New Girl in Town revolves around Anna (Margaret Loesser Robinson), a former prostitute, who arrives in New York to see her father (Cliff Bemis), who she hasn’t seen since her childhood. Despite her father’s prejudice towards sailors, Anna is quickly enamored by a shipwrecked Irish seaman, Matt (Patrick Cummings). Yet, the couple’s love at first sight is complicated as the story unravels to reveal the mystery of Anna’s abusive past.
While this show is not your typical flashy Broadway spectacular, it is still well-produced and cleverly directed. Because the Irish Repertory Theatre is a small, yet beautiful venue nestled in Chelsea, the cast and crew have limitations when it comes to space. No large set pieces slide on and off the stage or magically descend from the ceiling. Instead, cast members quickly set each scene as an amazing solo saxophonist (Stephan Zinnato) serenades the audience. There is also no need for a large orchestra. Music is provided by a small band, situated at the corner of the theatre. Though a bit loud and sometimes ill-balanced with the actors’ singing, the band gives a saloon-like feel to the production.

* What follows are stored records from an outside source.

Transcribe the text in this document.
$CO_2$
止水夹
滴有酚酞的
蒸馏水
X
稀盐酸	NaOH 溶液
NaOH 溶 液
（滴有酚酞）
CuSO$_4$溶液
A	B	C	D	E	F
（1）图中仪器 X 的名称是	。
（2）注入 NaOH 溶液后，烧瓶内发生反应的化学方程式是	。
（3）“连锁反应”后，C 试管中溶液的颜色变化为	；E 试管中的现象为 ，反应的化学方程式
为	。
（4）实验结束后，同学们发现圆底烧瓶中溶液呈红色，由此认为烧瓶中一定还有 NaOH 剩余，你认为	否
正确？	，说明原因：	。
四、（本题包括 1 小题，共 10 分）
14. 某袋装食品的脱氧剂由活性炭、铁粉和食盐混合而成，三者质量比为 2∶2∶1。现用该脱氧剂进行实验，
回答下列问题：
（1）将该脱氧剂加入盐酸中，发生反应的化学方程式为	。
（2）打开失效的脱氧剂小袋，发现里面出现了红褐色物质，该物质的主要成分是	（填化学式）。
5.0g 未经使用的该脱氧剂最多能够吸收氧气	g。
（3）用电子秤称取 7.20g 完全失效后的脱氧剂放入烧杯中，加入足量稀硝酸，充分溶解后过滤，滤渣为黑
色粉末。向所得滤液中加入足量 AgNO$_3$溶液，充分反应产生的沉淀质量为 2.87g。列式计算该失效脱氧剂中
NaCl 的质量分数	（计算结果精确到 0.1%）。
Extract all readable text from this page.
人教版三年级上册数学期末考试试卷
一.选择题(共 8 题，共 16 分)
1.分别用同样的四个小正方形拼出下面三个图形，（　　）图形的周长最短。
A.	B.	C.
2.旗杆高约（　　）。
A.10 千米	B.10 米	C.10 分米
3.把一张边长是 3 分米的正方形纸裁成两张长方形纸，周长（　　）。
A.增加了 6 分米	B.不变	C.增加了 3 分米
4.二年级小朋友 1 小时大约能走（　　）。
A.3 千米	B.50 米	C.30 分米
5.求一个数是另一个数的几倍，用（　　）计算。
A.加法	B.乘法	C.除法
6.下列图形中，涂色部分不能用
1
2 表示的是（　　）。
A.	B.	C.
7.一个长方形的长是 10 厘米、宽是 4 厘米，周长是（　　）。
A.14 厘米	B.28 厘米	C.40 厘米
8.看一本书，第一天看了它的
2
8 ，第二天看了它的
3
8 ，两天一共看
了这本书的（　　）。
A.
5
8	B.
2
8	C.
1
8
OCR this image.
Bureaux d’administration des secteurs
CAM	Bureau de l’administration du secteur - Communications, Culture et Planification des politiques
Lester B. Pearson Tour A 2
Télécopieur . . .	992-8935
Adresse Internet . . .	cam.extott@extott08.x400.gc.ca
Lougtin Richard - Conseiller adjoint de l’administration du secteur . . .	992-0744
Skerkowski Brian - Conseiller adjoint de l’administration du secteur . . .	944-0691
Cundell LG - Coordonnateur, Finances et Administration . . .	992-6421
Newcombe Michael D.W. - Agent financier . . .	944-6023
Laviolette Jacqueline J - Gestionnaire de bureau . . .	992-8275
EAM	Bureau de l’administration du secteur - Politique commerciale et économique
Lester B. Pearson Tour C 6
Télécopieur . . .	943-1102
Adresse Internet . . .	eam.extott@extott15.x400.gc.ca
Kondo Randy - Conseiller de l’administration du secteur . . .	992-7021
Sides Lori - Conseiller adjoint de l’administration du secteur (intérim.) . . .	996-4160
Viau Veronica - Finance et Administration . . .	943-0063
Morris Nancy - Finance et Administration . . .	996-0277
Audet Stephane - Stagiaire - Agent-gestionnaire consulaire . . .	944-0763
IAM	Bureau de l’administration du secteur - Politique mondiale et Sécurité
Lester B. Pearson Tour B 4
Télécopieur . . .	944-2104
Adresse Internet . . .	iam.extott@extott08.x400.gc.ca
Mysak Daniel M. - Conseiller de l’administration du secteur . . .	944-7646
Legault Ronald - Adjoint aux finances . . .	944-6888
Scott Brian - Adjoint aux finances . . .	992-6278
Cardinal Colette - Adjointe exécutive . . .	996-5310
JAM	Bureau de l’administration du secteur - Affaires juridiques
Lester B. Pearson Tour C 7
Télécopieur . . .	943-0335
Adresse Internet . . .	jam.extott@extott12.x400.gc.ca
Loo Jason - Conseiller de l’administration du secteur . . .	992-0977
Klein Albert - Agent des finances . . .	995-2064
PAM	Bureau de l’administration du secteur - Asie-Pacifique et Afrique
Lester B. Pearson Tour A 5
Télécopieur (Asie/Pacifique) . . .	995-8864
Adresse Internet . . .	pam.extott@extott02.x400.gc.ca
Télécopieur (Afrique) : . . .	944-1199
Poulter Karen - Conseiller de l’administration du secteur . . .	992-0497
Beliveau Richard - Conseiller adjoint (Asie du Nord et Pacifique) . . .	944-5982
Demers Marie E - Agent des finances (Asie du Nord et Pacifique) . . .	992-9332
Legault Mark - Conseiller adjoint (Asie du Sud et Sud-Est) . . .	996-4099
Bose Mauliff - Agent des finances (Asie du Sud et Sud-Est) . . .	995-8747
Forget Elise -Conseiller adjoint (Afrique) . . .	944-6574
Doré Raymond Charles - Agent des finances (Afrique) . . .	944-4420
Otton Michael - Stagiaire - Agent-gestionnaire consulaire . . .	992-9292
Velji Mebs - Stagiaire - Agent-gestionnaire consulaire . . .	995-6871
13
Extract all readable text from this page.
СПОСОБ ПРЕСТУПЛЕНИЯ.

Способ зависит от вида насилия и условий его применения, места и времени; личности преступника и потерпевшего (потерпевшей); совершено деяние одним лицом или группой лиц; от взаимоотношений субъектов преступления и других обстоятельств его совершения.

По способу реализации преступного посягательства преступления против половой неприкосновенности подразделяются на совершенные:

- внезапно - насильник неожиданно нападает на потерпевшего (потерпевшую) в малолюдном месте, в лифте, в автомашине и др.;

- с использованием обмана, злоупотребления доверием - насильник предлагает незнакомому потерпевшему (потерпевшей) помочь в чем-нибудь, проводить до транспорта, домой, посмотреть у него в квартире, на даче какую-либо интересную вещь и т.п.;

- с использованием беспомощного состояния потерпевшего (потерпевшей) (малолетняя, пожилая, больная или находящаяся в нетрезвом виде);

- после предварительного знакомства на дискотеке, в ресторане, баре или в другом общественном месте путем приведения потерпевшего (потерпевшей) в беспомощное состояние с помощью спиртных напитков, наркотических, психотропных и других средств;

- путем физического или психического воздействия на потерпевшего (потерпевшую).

The auditorium merely seats around 100 people and the stage leaves little room for big-number choreography. Nevertheless, the dancing is overall impressive (except for Anna’s odd interpretive dance solo halfway through the second act). The style is very timely, reminiscent of the simplicity of Ginger Rogers and Fred Astaire.
The production also makes due with a smaller cast consisting of actors with raw talent. Robinson has the sufficient acting-chops needed to portray Anna, an unconventional protagonist. Her singing voice may not be what many call “pretty,” but it is still filled with the anguish her character suffers. Cummings, who plays Anna’s love interest, has potential as a leading man although his subtle Irish accent comes and goes sporadically. He’s handsome and has a rich voice to match. I have no doubt that given time, these actors will be stars! Yet the standout of the evening is Bemis, a seasoned theatre actor who portrays Anna’s Swedish father. He commands the stage with his acting and singing, all while maintaining an unfaltering accent through the whole show.
While New Girl in Town graced the Broadway stage back in the 1950s, it is understandable why the show has never been revived. The score has some beautiful gems, but is forgettable. I was disappointed that musical numbers seemed to be cut short. Every song is sung stagnantly and never seems to build up to a climax. Character development is a bit weak. Anna and Matt’s relationship, which ought to be tense and complex, comes across as being a bit shallow and unrealistic. The dialogue throughout the show is very repetitive and littered with raunchy jokes that fall flat.
Despite its ups and downs, New Girl in Town is enjoyable to say the least. It’s a play that makes you question human nature. We ask ourselves whether people can truly change despite a harsh past. Can we truly forgive others?
Catch New Girl in Town at the Irish Repertory Theatre before curtains close on September 14th!